Also das waren wirklich interessante Neuigkeiten. Ich musste daran denken, wie finster Jonathan sich immer in der Liga benahm. Bislang hatte ich gedacht, es hinge damit zusammen, dass man seinen geliebten Vater für den schrecklichen großen Brand verantwortlich machte. Stattdessen wollte er die Fehler seines Vaters nicht ständig vor Augen gehalten bekommen. Er wollte überhaupt nicht an Viktor denken müssen. Er hasste die Bestandsaufnahmen mit denen geprüft wurde, ob er genauso unvertrauenswürdig war.
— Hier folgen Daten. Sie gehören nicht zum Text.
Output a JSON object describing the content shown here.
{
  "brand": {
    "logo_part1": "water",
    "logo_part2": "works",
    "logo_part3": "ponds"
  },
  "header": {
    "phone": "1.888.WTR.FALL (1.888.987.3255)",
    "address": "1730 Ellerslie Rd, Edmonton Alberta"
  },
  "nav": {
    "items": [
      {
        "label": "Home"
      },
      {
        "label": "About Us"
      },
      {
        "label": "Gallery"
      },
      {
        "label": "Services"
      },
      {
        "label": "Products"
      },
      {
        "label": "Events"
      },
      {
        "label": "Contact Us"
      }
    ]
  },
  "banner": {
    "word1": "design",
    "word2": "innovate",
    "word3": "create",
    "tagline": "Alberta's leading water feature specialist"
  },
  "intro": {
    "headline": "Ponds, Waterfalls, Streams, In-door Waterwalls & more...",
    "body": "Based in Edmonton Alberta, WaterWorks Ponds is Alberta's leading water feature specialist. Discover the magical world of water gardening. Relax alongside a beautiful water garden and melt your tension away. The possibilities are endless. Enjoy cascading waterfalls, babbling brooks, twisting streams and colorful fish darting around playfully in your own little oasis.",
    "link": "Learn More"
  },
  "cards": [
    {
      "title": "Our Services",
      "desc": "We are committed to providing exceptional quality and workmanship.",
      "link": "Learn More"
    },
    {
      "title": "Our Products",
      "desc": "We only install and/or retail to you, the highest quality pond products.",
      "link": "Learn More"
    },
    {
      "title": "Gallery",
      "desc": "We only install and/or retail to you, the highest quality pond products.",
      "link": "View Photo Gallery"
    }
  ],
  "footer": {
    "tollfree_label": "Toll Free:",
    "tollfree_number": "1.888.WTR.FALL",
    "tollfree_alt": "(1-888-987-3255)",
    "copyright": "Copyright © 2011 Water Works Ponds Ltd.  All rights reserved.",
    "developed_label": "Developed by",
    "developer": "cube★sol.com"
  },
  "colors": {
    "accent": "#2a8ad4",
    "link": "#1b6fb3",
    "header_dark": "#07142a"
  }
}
Während Jonathan weiter in der Küche rumorte, fiel mir auf, dass es uns beiden ziemlich ähnlich erging. Wir wurden beide mit Viktor verglichen, standen seinetwegen beide auf dem Prüfstand.

Ich, weil ich dieselbe Gabe besaß. Jonathan, weil er dasselbe Erbgut besaß.

Wobei ich in diesem Dilemma den Vorteil hatte, Viktor nicht zu kennen. Ich hatte keinen Bezug zu ihm, sodass ich mich emotional distanzieren konnte. Jonathan war Viktors Sohn. So sehr er sich auch bemühte, sämtliche Verbindungen zwischen ihnen zu zerschneiden, es würde ihm niemals ganz gelingen. Nicht nur, weil die Ligamitglieder ihn ständig daran erinnerten, dass er seines Vaters Sohn war, sondern auch, weil er seinen Vater mal geliebt hatte. Vielleicht nur für einen geringen Zeitraum. Vielleicht auch nur in einer Zeit, die so weit zurücklag, dass er sich heute nicht mehr daran erinnerte. Aber wenn er ihm überhaupt keine positiven Gefühle entgegengebracht hätte, würde er nicht die Magie dafür verantwortlich machen, seine Familie zerstört zu haben. Stattdessen würde er den tatsächlich Schuldigen verantwortlich machen: Viktor.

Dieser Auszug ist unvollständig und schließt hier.